Gorontalo ketika itu relatif tenang dibandingkan dengan tetangganya di Sulawesi Tengah, seperti daerah Toli-toli yang pernah memberontak pada 1919 atau daerah Banggai pada 1930-an awal yang berani mengibarkan Bendera Merah-Putih. Surat kabar lokal yang terbit pada 1920-an, seperti Persaoedaraan dan Oetoesan Islam, benar-benar hanya berfungsi sebagai surat kabar komunitas, memberitakan masalah dalam masyarakat—kecualiPersaoedaraan edisi 15 Januari 1927 yang menyinggung soal pemberontakan di Jawa (PKI).

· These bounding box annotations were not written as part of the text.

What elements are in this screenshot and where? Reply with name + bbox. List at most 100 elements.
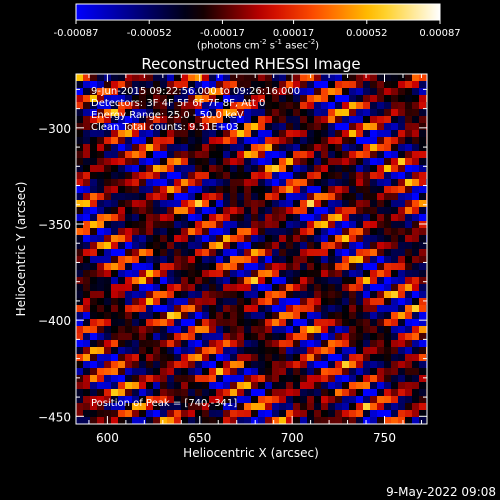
heatmap-cell [223, 326, 231, 334]
heatmap-cell [335, 333, 343, 341]
heatmap-cell [384, 347, 392, 355]
heatmap-cell [265, 368, 273, 376]
heatmap-cell [391, 410, 399, 418]
heatmap-cell [321, 74, 329, 82]
heatmap-cell [251, 326, 259, 334]
heatmap-cell [370, 347, 378, 355]
heatmap-cell [118, 361, 126, 369]
heatmap-cell [202, 305, 210, 313]
heatmap-cell [146, 389, 154, 397]
heatmap-cell [391, 172, 399, 180]
heatmap-cell [202, 228, 210, 236]
heatmap-cell [76, 235, 84, 243]
heatmap-cell [209, 249, 217, 257]
heatmap-cell [237, 382, 245, 390]
heatmap-cell [230, 417, 238, 424]
heatmap-cell [286, 417, 294, 424]
heatmap-cell [153, 410, 161, 418]
x-tick-label: 650 [188, 431, 211, 445]
heatmap-cell [251, 193, 259, 201]
heatmap-cell [384, 326, 392, 334]
heatmap-cell [370, 235, 378, 243]
heatmap-cell [76, 396, 84, 404]
heatmap-cell [405, 242, 413, 250]
heatmap-cell [188, 263, 196, 271]
heatmap-cell [174, 109, 182, 117]
y-axis-label: Heliocentric Y (arcsec) [14, 182, 28, 317]
heatmap-cell [160, 256, 168, 264]
heatmap-cell [321, 109, 329, 117]
heatmap-cell [370, 284, 378, 292]
heatmap-cell [412, 326, 420, 334]
heatmap-cell [202, 81, 210, 89]
heatmap-cell [258, 214, 266, 222]
heatmap-cell [83, 214, 91, 222]
heatmap-cell [300, 347, 308, 355]
heatmap-cell [216, 298, 224, 306]
heatmap-cell [314, 382, 322, 390]
heatmap-cell [139, 193, 147, 201]
heatmap-cell [398, 368, 406, 376]
heatmap-cell [209, 242, 217, 250]
heatmap-cell [300, 312, 308, 320]
heatmap-cell [83, 396, 91, 404]
heatmap-cell [363, 396, 371, 404]
heatmap-cell [146, 137, 154, 145]
heatmap-cell [405, 123, 413, 131]
heatmap-cell [307, 305, 315, 313]
heatmap-cell [286, 298, 294, 306]
heatmap-cell [405, 74, 413, 82]
heatmap-cell [174, 242, 182, 250]
heatmap-cell [181, 123, 189, 131]
heatmap-cell [237, 81, 245, 89]
heatmap-cell [251, 403, 259, 411]
heatmap-cell [307, 130, 315, 138]
heatmap-cell [181, 326, 189, 334]
heatmap-cell [370, 130, 378, 138]
heatmap-cell [160, 172, 168, 180]
heatmap-cell [181, 207, 189, 215]
heatmap-cell [384, 354, 392, 362]
heatmap-cell [160, 396, 168, 404]
heatmap-cell [321, 249, 329, 257]
heatmap-cell [370, 158, 378, 166]
heatmap-cell [132, 312, 140, 320]
heatmap-cell [209, 221, 217, 229]
heatmap-cell [377, 102, 385, 110]
heatmap-cell [237, 277, 245, 285]
heatmap-cell [335, 256, 343, 264]
heatmap-cell [419, 382, 427, 390]
heatmap-cell [188, 249, 196, 257]
heatmap-cell [356, 228, 364, 236]
heatmap-cell [216, 200, 224, 208]
heatmap-cell [195, 165, 203, 173]
heatmap-cell [279, 256, 287, 264]
info-line-energy: Energy Range: 25.0 - 50.0 keV [91, 110, 244, 121]
heatmap-cell [342, 214, 350, 222]
heatmap-cell [118, 333, 126, 341]
heatmap-cell [97, 291, 105, 299]
heatmap-cell [377, 109, 385, 117]
heatmap-cell [118, 368, 126, 376]
heatmap-cell [76, 151, 84, 159]
heatmap-cell [300, 200, 308, 208]
heatmap-cell [405, 165, 413, 173]
heatmap-cell [377, 396, 385, 404]
heatmap-cell [209, 263, 217, 271]
heatmap-cell [139, 95, 147, 103]
heatmap-cell [188, 88, 196, 96]
heatmap-cell [272, 102, 280, 110]
heatmap-cell [321, 165, 329, 173]
heatmap-cell [146, 158, 154, 166]
heatmap-cell [146, 326, 154, 334]
heatmap-cell [349, 305, 357, 313]
heatmap-cell [244, 298, 252, 306]
heatmap-cell [230, 403, 238, 411]
heatmap-cell [377, 410, 385, 418]
heatmap-cell [139, 172, 147, 180]
heatmap-cell [125, 270, 133, 278]
heatmap-cell [209, 319, 217, 327]
heatmap-cell [132, 382, 140, 390]
heatmap-cell [349, 158, 357, 166]
heatmap-cell [286, 284, 294, 292]
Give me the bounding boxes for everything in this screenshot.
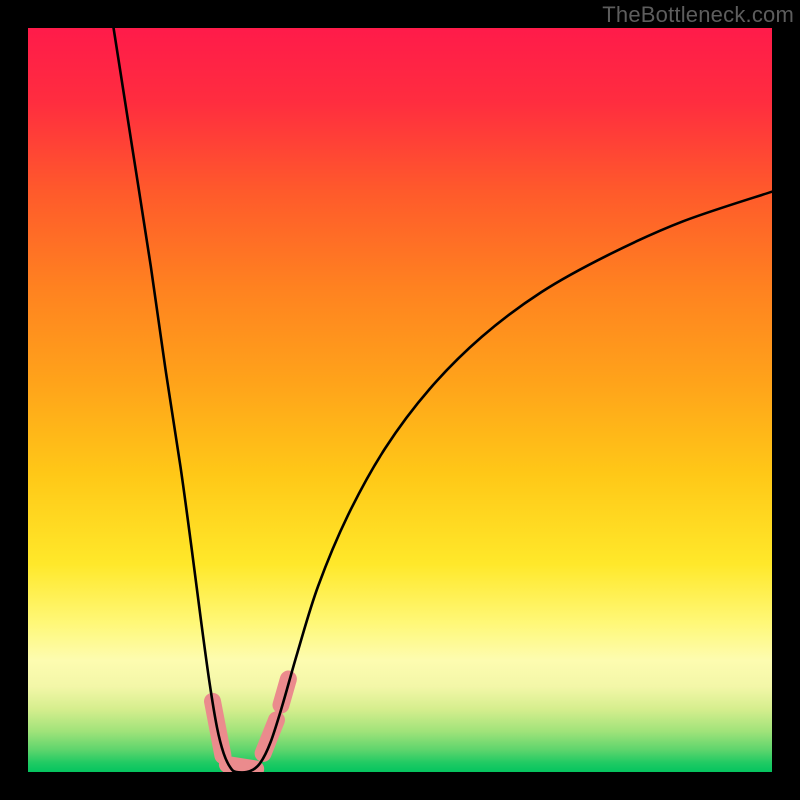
plot-area xyxy=(28,28,772,772)
gradient-background xyxy=(28,28,772,772)
watermark-text: TheBottleneck.com xyxy=(602,2,794,28)
bottleneck-chart: TheBottleneck.com xyxy=(0,0,800,800)
chart-svg xyxy=(0,0,800,800)
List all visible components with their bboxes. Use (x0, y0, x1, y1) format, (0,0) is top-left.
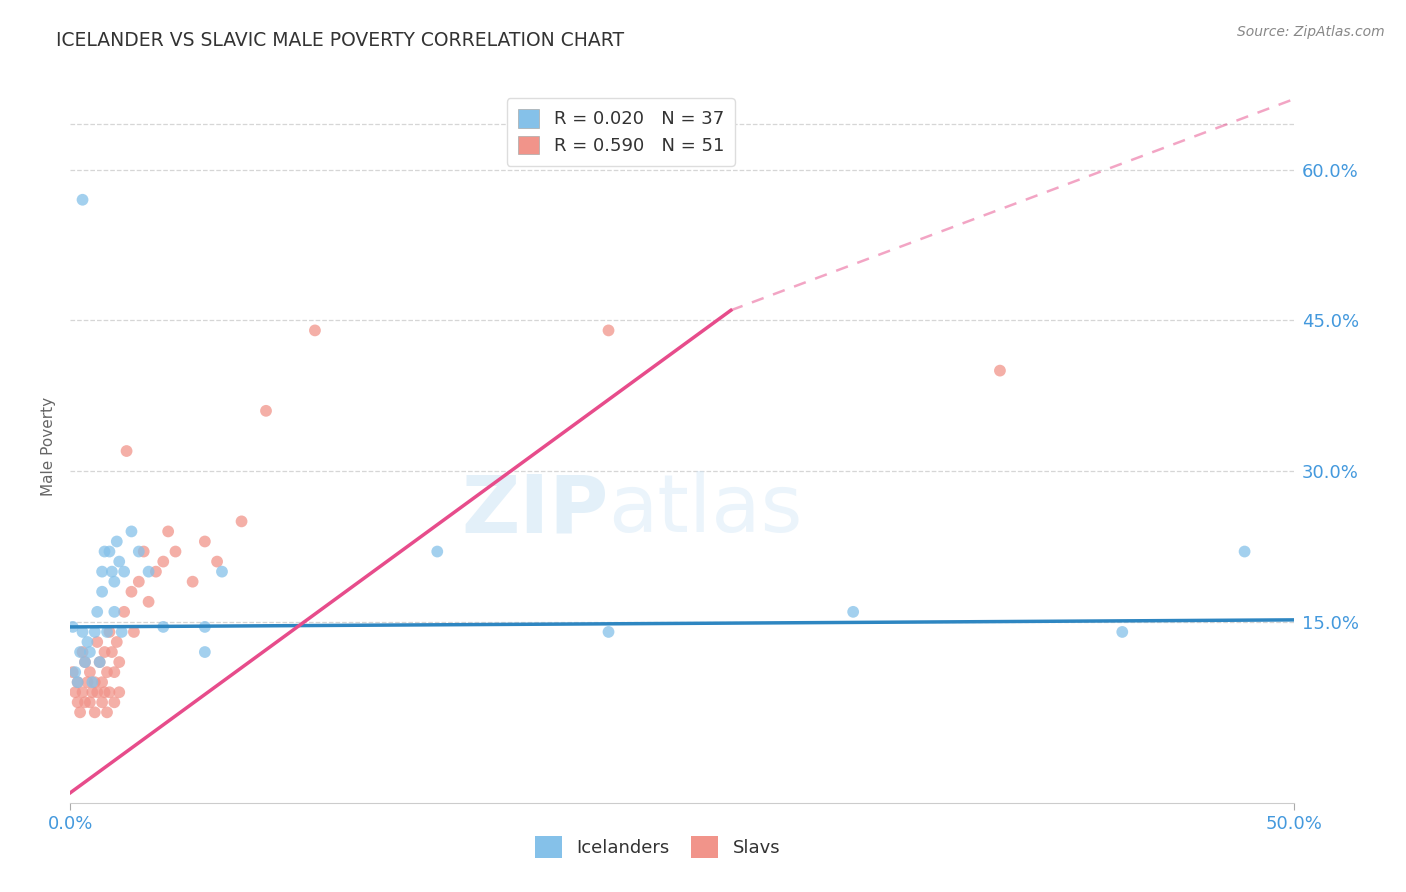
Point (1233, 544, 1256, 558)
Point (72, 193, 94, 207)
Point (91, 695, 114, 709)
Point (72, 685, 94, 699)
Point (181, 574, 204, 589)
Point (86, 635, 108, 649)
Point (91, 565, 114, 579)
Point (93, 685, 115, 699)
Point (96, 624, 118, 639)
Point (105, 635, 128, 649)
Point (82, 675, 104, 690)
Point (86, 685, 108, 699)
Point (108, 555, 131, 569)
Point (79, 665, 101, 680)
Point (426, 544, 449, 558)
Point (83, 675, 105, 690)
Point (101, 565, 124, 579)
Point (988, 363, 1011, 377)
Point (91, 584, 114, 599)
Point (132, 544, 155, 558)
Point (108, 685, 131, 699)
Point (72, 624, 94, 639)
Point (254, 404, 277, 418)
Point (91, 675, 114, 690)
Point (93, 544, 115, 558)
Point (138, 595, 160, 609)
Text: ICELANDER VS SLAVIC MALE POVERTY CORRELATION CHART: ICELANDER VS SLAVIC MALE POVERTY CORRELA… (56, 31, 624, 50)
Point (152, 555, 174, 569)
Point (112, 605, 135, 619)
Point (105, 534, 128, 549)
Point (73, 655, 96, 669)
Point (79, 645, 101, 659)
Point (598, 624, 620, 639)
Point (128, 544, 150, 558)
Point (96, 665, 118, 680)
Point (304, 323, 326, 337)
Point (598, 323, 620, 337)
Point (205, 555, 228, 569)
Y-axis label: Male Poverty: Male Poverty (41, 396, 56, 496)
Point (165, 544, 187, 558)
Point (63, 685, 86, 699)
Point (194, 645, 217, 659)
Point (157, 524, 180, 539)
Point (76, 635, 98, 649)
Point (122, 624, 145, 639)
Point (69, 645, 91, 659)
Legend: Icelanders, Slavs: Icelanders, Slavs (527, 829, 787, 865)
Point (69, 706, 91, 720)
Point (103, 665, 125, 680)
Point (63, 665, 86, 680)
Text: Source: ZipAtlas.com: Source: ZipAtlas.com (1237, 25, 1385, 39)
Point (842, 605, 865, 619)
Point (66, 675, 89, 690)
Point (152, 620, 174, 634)
Point (93, 645, 115, 659)
Point (145, 565, 167, 579)
Point (76, 675, 98, 690)
Point (211, 565, 233, 579)
Point (73, 655, 96, 669)
Point (103, 605, 125, 619)
Point (66, 675, 89, 690)
Point (98, 685, 121, 699)
Point (89, 655, 111, 669)
Point (86, 605, 108, 619)
Point (121, 524, 143, 539)
Point (83, 624, 105, 639)
Point (103, 574, 125, 589)
Point (194, 620, 217, 634)
Point (138, 565, 160, 579)
Point (72, 645, 94, 659)
Point (89, 655, 111, 669)
Point (79, 695, 101, 709)
Text: atlas: atlas (609, 471, 803, 549)
Point (82, 685, 104, 699)
Point (98, 624, 121, 639)
Point (62, 620, 84, 634)
Point (96, 706, 118, 720)
Point (1111, 624, 1133, 639)
Text: ZIP: ZIP (461, 471, 609, 549)
Point (128, 574, 150, 589)
Point (73, 695, 96, 709)
Point (115, 444, 138, 458)
Point (98, 544, 121, 558)
Point (62, 665, 84, 680)
Point (83, 706, 105, 720)
Point (121, 584, 143, 599)
Point (112, 565, 135, 579)
Point (103, 695, 125, 709)
Point (108, 655, 131, 669)
Point (194, 534, 217, 549)
Point (66, 695, 89, 709)
Point (111, 624, 134, 639)
Point (231, 515, 253, 529)
Point (101, 645, 124, 659)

Hitungan Belanda mungkin juga berdasarkan kesetiaan Minahasa, tetangga Gorontalo lain, sebagai pemasok tentara KNIL. Kalaupun tahu,mereka akan terlambat untuk bertindak karena pasukan Jepang pada 10 Januari 1942 itu sudah mendarat di Minahasa—sehingga struktur kekuasaan Belanda di Gorontalo begitu mudah runtuh.
Sayang tak terlalu banyak sumber primer yang bisa ditemukan agar dapat merekonstruksikan peristiwa 23 Januari 1942 itu serta kiprah Nani di dunia pergerakan. Buku Sulawesi yang diterbitkan Kementerian Penerangan RI pada tahun 1953 mengutip sebuah brosur yang ditulis seorang bernama Hasan Usman menjadi salah satu rujukan utama. Sumber lainnya ialah sebuah makalah “Seminar Riwayat Hidup Nani Wartabone” untuk seminar kepahlawanan Puspen ABRI 1989 yang ditulis ulang sebuah situs serta riwayat hidup Kusno Danupoyo yang ditulis Gorontalo Post pada 23 Januari 2016.